Padahal saya itu hanya mau bertanya,
"Pak, otak bapak di dengkul, apa di kepala?", jelas ini pertanyaan retorik, mana ada otak di dengkul, semua otak ada dalam kepala, lalu tidak semua keledai dungu itu pelan harus diterima sebagai pernyataan yang sah, karena bila keledai dungu berarti pemilik keledai lebih dungu dari keledai itu sendiri, lalu demikianlah otak saya terus berputar dan berputar dan berputar, berotasi, berotasi, berotasi pada pusaran "axis" yang perlahan bergeser, sedikit demi sedikit, detik demi detik, lalu menit, jam, hari, bulan, tahun....lalu.....
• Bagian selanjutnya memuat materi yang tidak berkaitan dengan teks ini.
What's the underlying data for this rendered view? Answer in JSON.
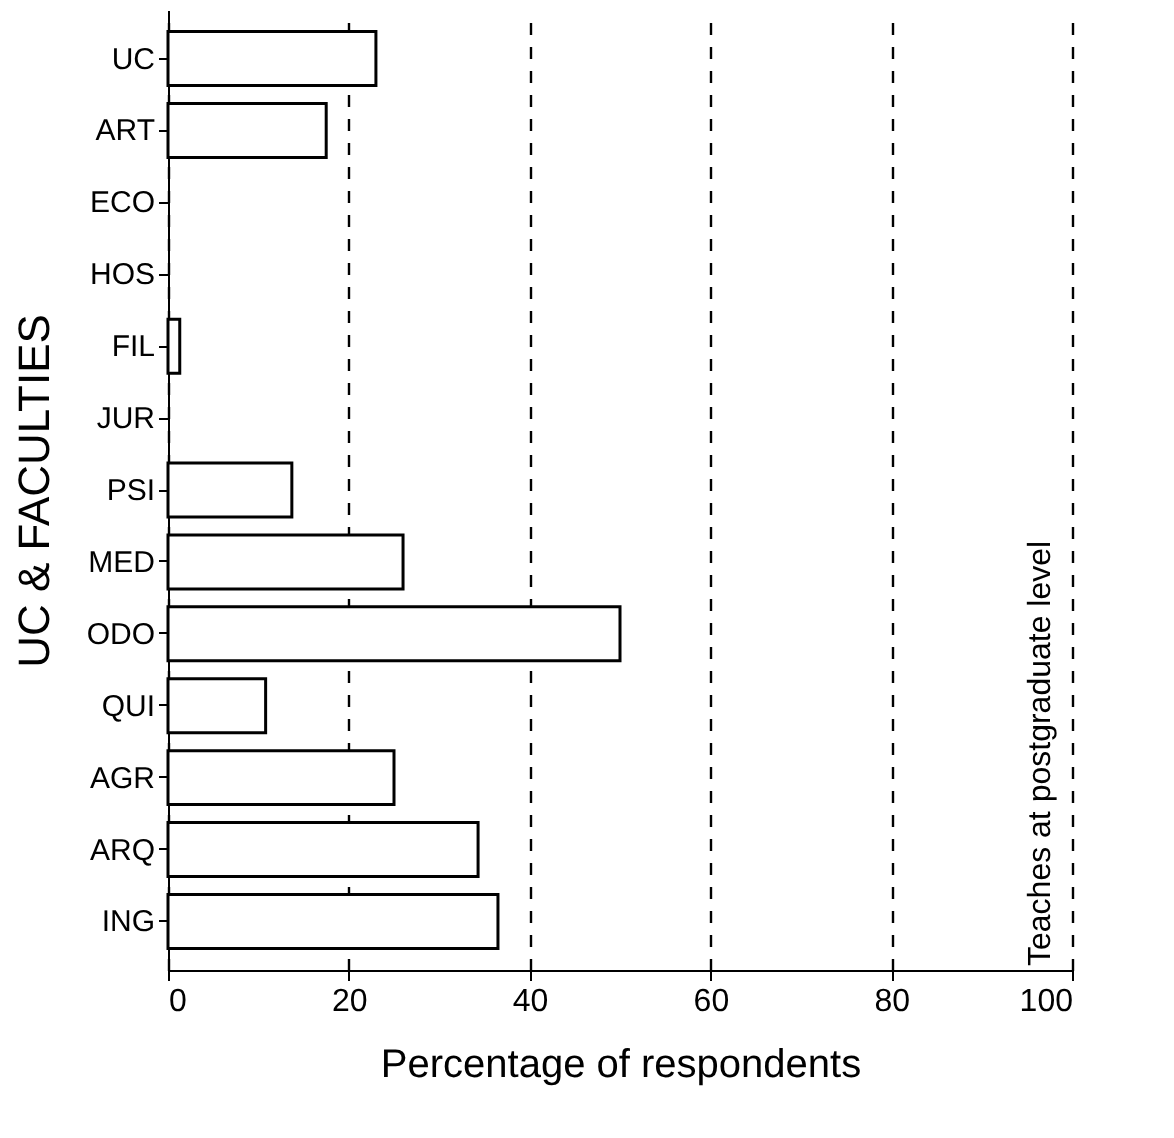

Terbangun, saat sekumpulan pemikir ulung mulai berkata bahwa sebenarnya satu tambah satu itu bisa jadi hasilnya tiga, seperti bebek mengaum, lutung berkotek, ayam menguik, babi berkokok dan macan mengembik,
"mbeeeeekkkk...mbeeeekkkk....mbeeeeeeekkkkk....."
"Jadi sebenarnya maksud dan tujuanmu itu apa?" tanya sahabatku.
Melayangkan-pandang pada indahnya Gunung Agung, langit berganti warna, awan membentuk lukisan, semesta bergerak dan terus bergerak, merekam, memutar ulang, memaparkan bukti, satu kedelai ditambah satu kedelai menghasilkan dua kedelai, tanam, tumbuh, sabar dan menghasilkan banyak, dalam ketekunan dan pengharapan.
Perlahan saya menjawab,
"Saat kedelai itu mulai bertumbuh banyak, keledai yang katanya dungu itu akan mengangkutnya ke pasar, akan tiba waktunya."